Imaginemos que el Estado, en un inusitado arrebato liberal, decidiera desregular la llamada ´ordenación académica´. Es decir, permitir que cada colegio e instituto pudiera decidir qué materias se imparten y su asignación horaria. Una desregulación semejante supondría una revolución educativa. Al fin y al cabo, que un centro sea de titularidad pública o privada importa poco si lo que sucede dentro viene férreamente tasado por la legislación. Poco lugar queda para la innovación y experimentación en los temarios y asignaturas si un Real Decreto fija todos los detalles.

Podría suponerse que, en caso de una desregulación tal, se produciría una suerte de estallido creativo en este sentido, tal y como sucede en los demás ámbitos. Ahora bien, sospecho que no sería este el caso. No se produciría tal eclosión imaginativa. ¿Por qué?
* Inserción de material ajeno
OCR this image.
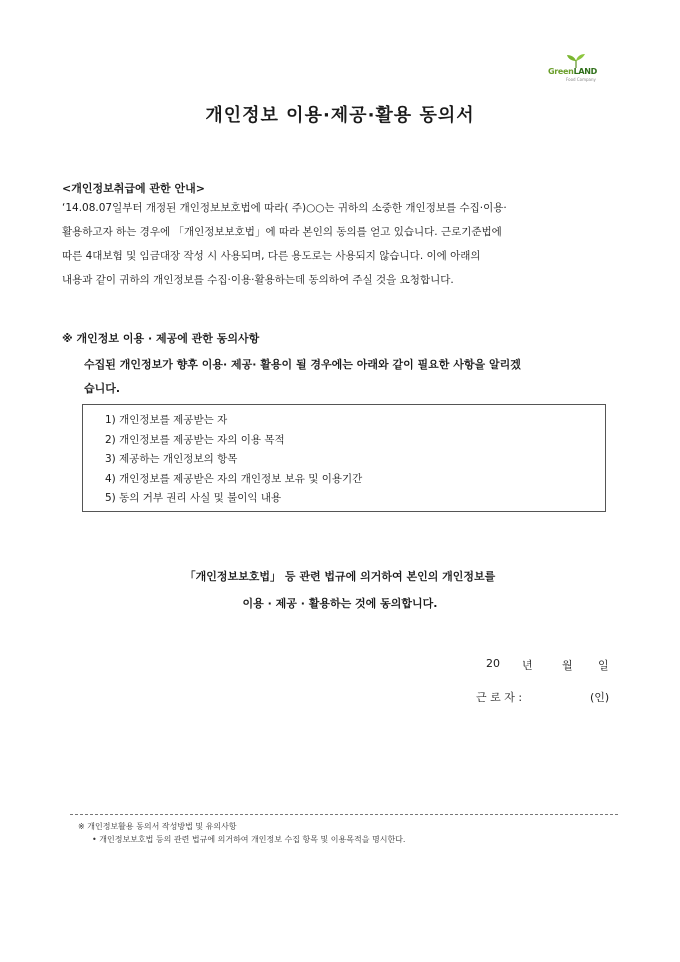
GreenLAND
Food Company
개인정보 이용·제공·활용 동의서
<개인정보취급에 관한 안내>
‘14.08.07일부터 개정된 개인정보보호법에 따라( 주)○○는 귀하의 소중한 개인정보를 수집·이용·
활용하고자 하는 경우에 「개인정보보호법」에 따라 본인의 동의를 얻고 있습니다. 근로기준법에
따른 4대보험 및 임금대장 작성 시 사용되며, 다른 용도로는 사용되지 않습니다. 이에 아래의
내용과 같이 귀하의 개인정보를 수집·이용·활용하는데 동의하여 주실 것을 요청합니다.
※ 개인정보 이용 · 제공에 관한 동의사항
수집된 개인정보가 향후 이용· 제공· 활용이 될 경우에는 아래와 같이 필요한 사항을 알리겠
습니다.
1) 개인정보를 제공받는 자
2) 개인정보를 제공받는 자의 이용 목적
3) 제공하는 개인정보의 항목
4) 개인정보를 제공받은 자의 개인정보 보유 및 이용기간
5) 동의 거부 권리 사실 및 불이익 내용
「개인정보보호법」 등 관련 법규에 의거하여 본인의 개인정보를
이용 · 제공 · 활용하는 것에 동의합니다.
20 년	월 일
근 로 자 :	(인)
※ 개인정보활용 동의서 작성방법 및 유의사항
• 개인정보보호법 등의 관련 법규에 의거하여 개인정보 수집 항목 및 이용목적을 명시한다.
Hay consenso acerca de lo que un alumno debe estudiar en las primeras etapas educativas.

Hay consenso bastante amplio acerca de qué debe saber un niño o un púber. Deben aprender aritmética, leer y escribir, historia, ciencias naturales€ ya saben. Tal vez haya margen de innovación en las metodologías utilizadas por los docentes, pero en lo que a los temarios respecta, me temo que poco lugar queda para la creatividad sin menoscabar seriamente la formación del pupilo.

Piénsenlo así: ¿llevaría a su hijo a un colegio que le enseña biología e inglés o astrología y homeopatía?

Ha sido el presidente de nuestra comunidad, Fernando López Miras, el primer mandatario autonómico que ha defendido que la ordenación académica debe retornar a manos del Estado central. El presidente murciano apela, básicamente, a la deslealtad institucional de ciertas Comunidades, que perpetran un desvergonzado adoctrinamiento desde las aulas. El argumento de López Miras resulta a estas alturas incontrovertible. El Estado central, se puede replicar, tampoco está libre de la misma tentación; recordemos la controversia en tiempos zapaterianos en torno a la educación para la ciudadanía. Admitamos, no obstante, que resulta improbable que desde el BOE se incurra en los burdos excesos en los que han caído ciertas Comunidades. Muy improbable, desde luego, que se pretenda inculcar la animadversión a España o se desvirtúe de manera notoria su historia.

La pregunta, por tanto, es: ¿aseguraría el Estado central mejor que las autonomías que todos los niños del país estudian lo que hay que estudiar y minimiza el riesgo de aleccionamiento político?

Sospecho que no son pocos quienes coincidirán con el presidente murciano.